空手が、近代格闘技に勝てないからといって伝統スタイルを捨てさり、リングの上でキックの真似事をしたり、体力が充実している学生に「勝つこと」を唯一の価値と教えた指導者が溢れた結果、刀法や理合のない「あてっこ」剣道になってしまったり。およそ、伝統武術がスポーツ化するとそこに横たわる精神性や技法というものが失われていく。洋の東西を問わず、伝統武術が歩んできた悲劇の道です。およそ武術というものが殺し合いである以上、スポーツにするにはある程度失われるものはあるのは仕方ないとはいえ、かつて嘉納治五郎翁がつくった「柔」の道が廃れるとは悲しいことです。
ルールというものは、スポーツをやる上では必ずあるものです。しかし、ただ「勝てば良い」というのは武道の精神に反するような気がします。相手を尊び、己に克つのが武道です。ただ、勝った負けたは武道になじみません。とはいうものの、オリンピック競技になった時点ですでに柔道の武道性は失われたかもしれません。いい例が、勝った後のガッツポーズ。剣道で同じことをすると、一本が取り消されます。なぜか。それは「互いに死力を尽くして戦った、その相手に対して失礼である」という観点からのものです。「それなら他のスポーツも同じじゃないか」といわれるかもしれませんが、武道は戦場での技術から生まれたものです。極端に言えば、勝った方は生き残り負けた方は死んでいる。そこへ、ガッツポーズ(なんて言葉は当時はなかったでしょうが)のように、勝利をあからさまに喜ぶ行為は「相手の死を冒涜する」という行為になるわけです。剣道ではこれを無理やりルールに組み込むことで精神性をなんとか保っていますが、柔道はもはやこの精神は失われたといえるでしょう。今後も柔道のスポーツ化が進み、欧米で言われている「ジャケット・レスリング」が普通の呼び名になる日も近いかもしれません。
日本発祥の柔道が世界の方にあわせなければならないのか、なぜ世界の方が原点に立ち返ろうとしないのか。と思ったのですが、おそらくこうした武道の精神性は万人に受け入れられるのは難しいのでしょう。「道」という概念は、日本独自のものですから。剣道、空手、弓道などなどそうしたものが五輪競技になると同じような運命をたどるかもしれません。空手から派生したテコンドーも、完全にスポーツ的な動きですし。
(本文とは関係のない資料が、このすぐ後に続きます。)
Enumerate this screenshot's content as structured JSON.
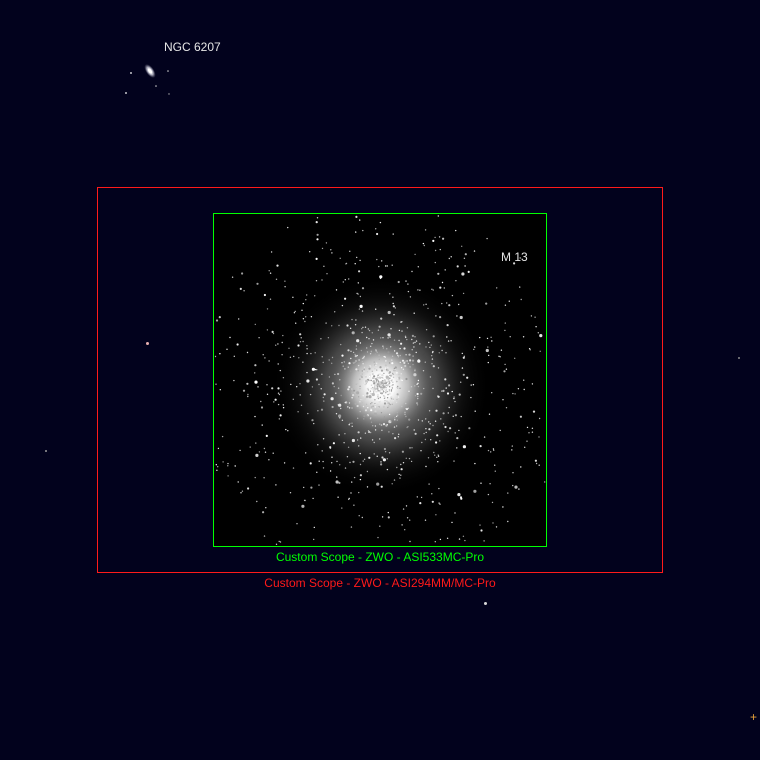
{
  "objects": {
    "galaxy": {
      "name": "NGC 6207"
    },
    "cluster": {
      "name": "M 13"
    }
  },
  "fov_outlines": [
    {
      "label": "Custom Scope - ZWO - ASI533MC-Pro",
      "color": "#00ff00"
    },
    {
      "label": "Custom Scope - ZWO - ASI294MM/MC-Pro",
      "color": "#ff1a1a"
    }
  ],
  "colors": {
    "sky_background": "#02021d",
    "image_background": "#000000",
    "object_label": "#e6e6e6",
    "marker": "#e8a33c"
  },
  "marker": {
    "glyph": "+"
  }
}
では日本も「ジャケット・レスリング」をやるしかないのか、しかしそれをやるともはや完全に「柔道」は廃れるでしょう。それはキックのリングに空手家が乗り込み、同じようなキックスタイルをとるようなもの。K-1などで空手出身となのっていても、空手をやらないのでは「空手家」を名乗る意味はない。「ジャケット・レスリング」をやるのなら、柔道家である必要はない。そこで、もう一度「柔」の理論に立ち返る必要があるでしょう、ほかならぬ日本が。力対力ではなく、力で来た相手を技で返す術を研究する必要がある。是非、日本柔道、とくに男子柔道の選手の方々は今回の外国人選手の動きをよく観察してそれをいかにして柔道の動きで捌くかを検討してもらいたいです。武道は非力なもの、力の足りぬもののために進化してきのですから。
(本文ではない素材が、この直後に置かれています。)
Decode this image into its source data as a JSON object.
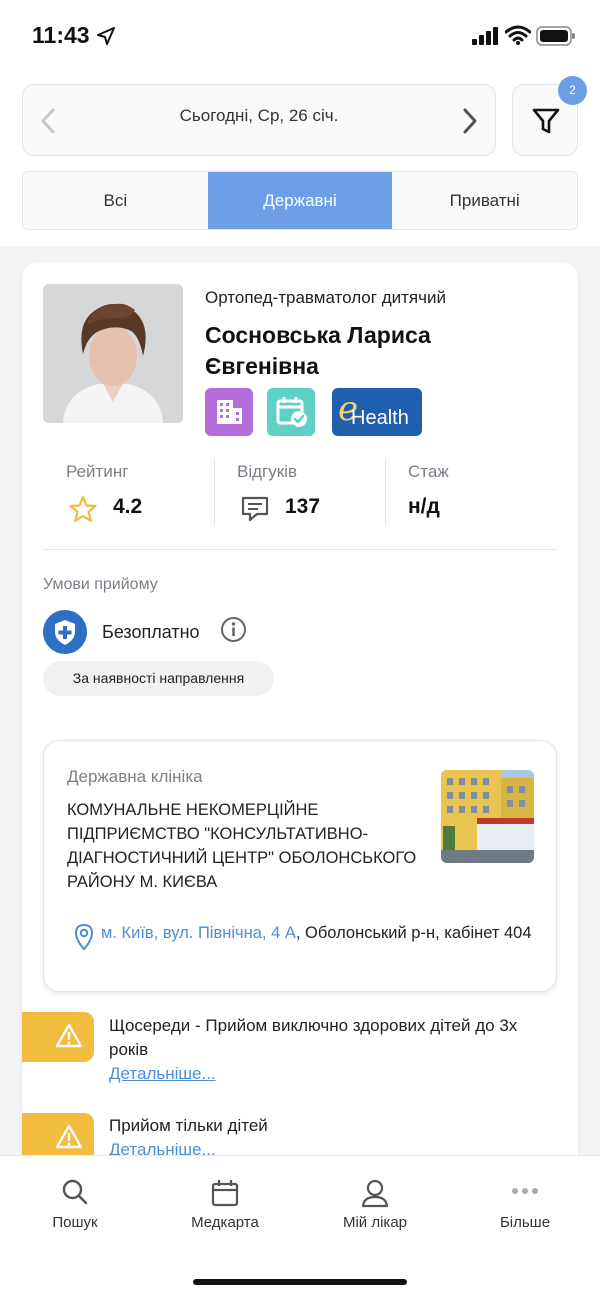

故・三船久蔵氏は小柄な体格ながら、いやだからこそ相手の力を体捌きだけで投げる神業「空気投げ」を編み出し、「柔道の神様」と呼ばれました。そこまでやらずとも、日本柔道にもこのような本物の柔道理論に基づいて対「ジャケット・レスリング」技を編み出してもらいたい。そうして4年後、再び日本が王座に返り咲き、「これが『柔道』だ!」と世界にアピールしてもらいたいものです。
んで、そのためになにをするべきかとか素人の私が言ってもあれなんで、今回はこの辺で。第七回は、また武器術に戻ります。変更が多くてすみませぬ。